Which 3 books would you recommend? 

Recommendations can be extremely personal, which is why one of the things I love most about my job is talking to people, discovering their likes and dislikes, before suggesting any books to them. I could write pages and pages of recommendations because there are so many books that I adore and believe others should read; however, as I am limited to three recommendations, I think they would be the following: 

 

  • Current children’s favourite: In the Key of Code by Aimee Lucido, a beautiful and unique novel, written in verse, about friendship and finding your place, which combines music and code and poetry. It is one of the six shortlisted books for the Royal Society Young People’s Book Prize 2021 (it was our school judging panel’s winner) and has just been included in the Carnegie Medal 2021 longlist. 

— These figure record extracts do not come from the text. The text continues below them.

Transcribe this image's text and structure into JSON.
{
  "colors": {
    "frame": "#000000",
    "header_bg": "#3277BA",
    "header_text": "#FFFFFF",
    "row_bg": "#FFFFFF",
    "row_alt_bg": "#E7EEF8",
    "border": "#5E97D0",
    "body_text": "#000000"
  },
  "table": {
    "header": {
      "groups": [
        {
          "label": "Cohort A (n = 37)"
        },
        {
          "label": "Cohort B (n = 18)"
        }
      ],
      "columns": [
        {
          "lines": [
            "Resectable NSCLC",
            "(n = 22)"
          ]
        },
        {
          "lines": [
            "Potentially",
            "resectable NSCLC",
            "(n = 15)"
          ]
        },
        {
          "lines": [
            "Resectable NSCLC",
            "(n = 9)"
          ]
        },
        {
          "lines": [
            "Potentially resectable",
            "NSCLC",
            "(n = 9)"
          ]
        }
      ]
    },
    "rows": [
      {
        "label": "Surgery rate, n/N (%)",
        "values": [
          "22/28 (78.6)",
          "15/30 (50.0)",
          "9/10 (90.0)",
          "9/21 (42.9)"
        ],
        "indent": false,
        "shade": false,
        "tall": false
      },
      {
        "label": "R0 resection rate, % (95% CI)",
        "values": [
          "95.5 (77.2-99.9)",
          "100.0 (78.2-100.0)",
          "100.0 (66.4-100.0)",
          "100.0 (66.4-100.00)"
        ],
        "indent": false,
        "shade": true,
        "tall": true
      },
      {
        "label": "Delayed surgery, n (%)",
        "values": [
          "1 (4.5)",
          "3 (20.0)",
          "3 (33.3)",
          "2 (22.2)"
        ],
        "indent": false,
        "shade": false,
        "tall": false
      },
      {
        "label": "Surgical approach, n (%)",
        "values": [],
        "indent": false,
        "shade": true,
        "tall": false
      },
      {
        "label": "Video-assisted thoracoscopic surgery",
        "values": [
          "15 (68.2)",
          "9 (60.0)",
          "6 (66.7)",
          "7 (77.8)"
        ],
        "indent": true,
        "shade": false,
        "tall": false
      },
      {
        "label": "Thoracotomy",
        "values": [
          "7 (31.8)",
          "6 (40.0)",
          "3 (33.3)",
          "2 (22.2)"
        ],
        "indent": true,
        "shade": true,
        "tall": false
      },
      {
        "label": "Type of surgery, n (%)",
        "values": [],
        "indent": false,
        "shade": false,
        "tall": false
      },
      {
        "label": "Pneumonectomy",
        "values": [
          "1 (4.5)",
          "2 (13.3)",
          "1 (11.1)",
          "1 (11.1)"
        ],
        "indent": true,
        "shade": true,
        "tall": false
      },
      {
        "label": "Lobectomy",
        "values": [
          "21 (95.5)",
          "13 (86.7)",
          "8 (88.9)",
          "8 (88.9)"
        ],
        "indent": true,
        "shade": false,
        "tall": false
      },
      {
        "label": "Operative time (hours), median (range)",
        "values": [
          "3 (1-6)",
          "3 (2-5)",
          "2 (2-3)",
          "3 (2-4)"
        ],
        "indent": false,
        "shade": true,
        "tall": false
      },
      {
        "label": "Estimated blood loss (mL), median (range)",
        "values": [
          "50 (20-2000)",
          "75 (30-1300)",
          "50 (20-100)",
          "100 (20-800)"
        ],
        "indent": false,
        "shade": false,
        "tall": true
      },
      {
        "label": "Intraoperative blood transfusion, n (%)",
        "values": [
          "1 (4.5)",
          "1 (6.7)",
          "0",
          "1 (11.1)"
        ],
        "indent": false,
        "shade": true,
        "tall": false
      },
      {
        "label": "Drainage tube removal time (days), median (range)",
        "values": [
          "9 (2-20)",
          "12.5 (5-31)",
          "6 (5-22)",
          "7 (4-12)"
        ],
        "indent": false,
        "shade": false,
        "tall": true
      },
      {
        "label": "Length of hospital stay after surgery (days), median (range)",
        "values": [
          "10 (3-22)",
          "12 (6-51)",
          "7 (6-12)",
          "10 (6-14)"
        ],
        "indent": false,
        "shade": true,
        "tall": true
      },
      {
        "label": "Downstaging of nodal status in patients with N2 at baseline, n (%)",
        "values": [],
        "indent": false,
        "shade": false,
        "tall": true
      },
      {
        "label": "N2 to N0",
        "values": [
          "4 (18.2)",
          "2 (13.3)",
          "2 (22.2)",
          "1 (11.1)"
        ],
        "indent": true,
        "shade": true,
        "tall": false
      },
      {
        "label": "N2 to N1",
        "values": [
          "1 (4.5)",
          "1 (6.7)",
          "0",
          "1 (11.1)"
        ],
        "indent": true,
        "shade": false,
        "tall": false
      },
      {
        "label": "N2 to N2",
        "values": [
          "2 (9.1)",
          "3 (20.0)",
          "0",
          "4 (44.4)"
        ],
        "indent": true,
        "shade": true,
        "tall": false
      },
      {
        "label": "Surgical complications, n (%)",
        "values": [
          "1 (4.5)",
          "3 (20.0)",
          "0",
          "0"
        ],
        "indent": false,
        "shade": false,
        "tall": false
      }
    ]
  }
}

  • Favourite recommendation for older teens / adults: The Secret History by Donna Tartt, a tale of pretentious college students, murder and the mysteries of Bacchus, sometimes referred to as a ‘why-done-it’ instead of a ‘who-done-it’. I love this book and recommend it time and time again, no matter what a person’s usual taste in books might be. I think I have read it at least four times, which says something as I do not often re-read books: there are far too many other titles on my ‘to be read’ list’!

  • All-time favourite: The Giver by Lois Lowry, a provocative dystopian story that remains with the reader for a long time. My career in education began as an English teacher in the United States and I used this book as a set text. Pupils would visit years later and tell me how much they enjoyed reading this book and that they were still thinking about it! It is suitable for Year 7 upwards.